Another approach is to consider a range of \(R^{2}_{max}\) and \(\delta\) to bound the estimated treatment effect. Using \(\delta=1\) as an upper bound for \(\delta\) (i.e., observables are at least as important as the unobservables), and \(\bar{R}^{2}_{max}\) as an upper bound for \(R^{2}_{max}\), then the bounds on \(\beta^{*}\) are \(\left[ \hat{\beta}_{X,W_{1}}, \beta^{*}(\bar{R}^{2}_{max}, 1) \right]\).
Finally, Oster (2019) suggests setting \(\delta=1\) and identifying the value of \(R^{2}_{max}\) for which \(\beta=0\). This would tell us how much of the variation in \(Y\) would need to be explained by unobservables in order for the true effect to be null (given our estimate, \(\hat{\beta}_{X,W_{1}}\).
There is also a Stata command, psacalc
, to do these calculations for us (if you’re a Stata user).

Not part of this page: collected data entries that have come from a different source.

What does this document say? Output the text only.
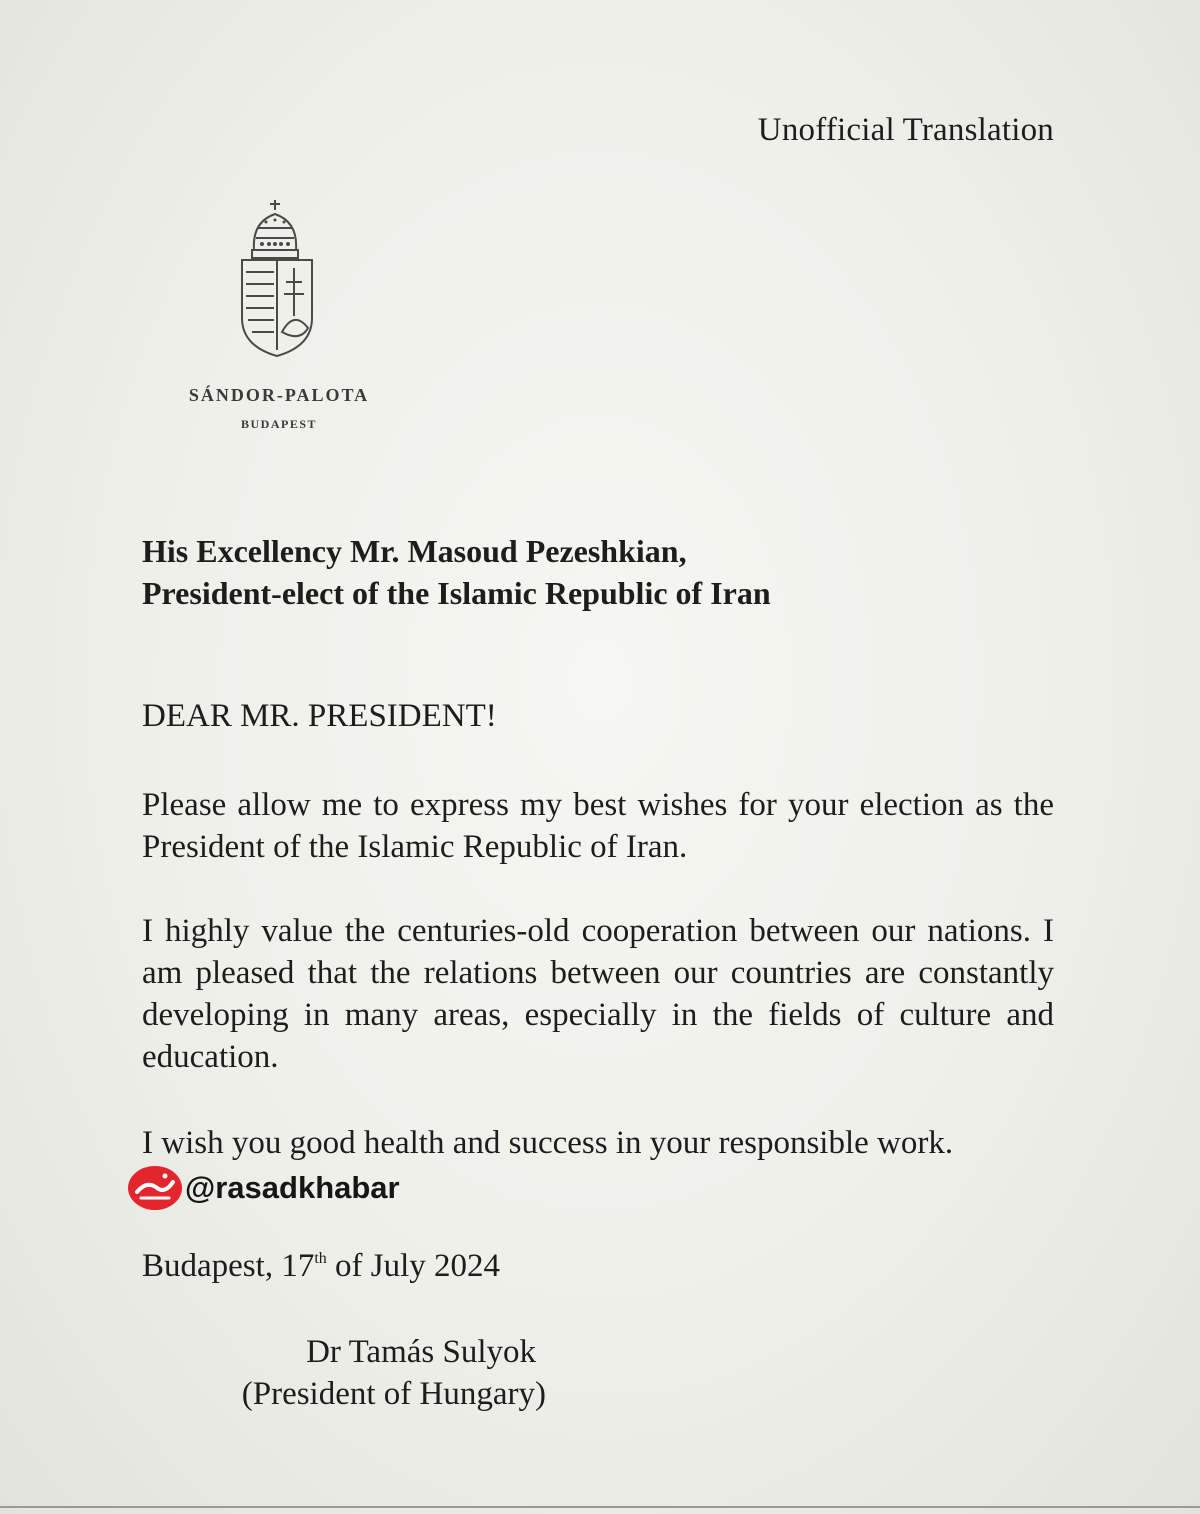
Unofficial Translation
SÁNDOR-PALOTA
BUDAPEST
His Excellency Mr. Masoud Pezeshkian,
President-elect of the Islamic Republic of Iran
DEAR MR. PRESIDENT!

Please allow me to express my best wishes for your election as the President of the Islamic Republic of Iran.

I highly value the centuries-old cooperation between our nations. I am pleased that the relations between our countries are constantly developing in many areas, especially in the fields of culture and education.

I wish you good health and success in your responsible work.

@rasadkhabar
Budapest, 17th of July 2024
Dr Tamás Sulyok
(President of Hungary)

2.2 Cinelli and Hazlett 2020
Cinelli and Hazlett (2020) offers a more general approach that does not require functional form assumptions on treatment assignment or on the distribution of unobserved confounders. The intuition of their approach is similar, but I see it as more general than Oster (2019) and others. That said, one sensitivity measure proposed in Cinelli and Hazlett (2020) requires users to impose some form of a “baseline” covariate in order to gauge relative strength of omitted variables. Once such a variable is specified, we can consider how big confounding must be relative to this relationship estimated from your data. You have to say what this “other relationship” is. And I’m not entirely clearly how this measure works if this estimated relationship is itself subject to endogeneity concerns.
Nonetheless, they also have a program to implement their analysis in both Stata and R, sensemakr.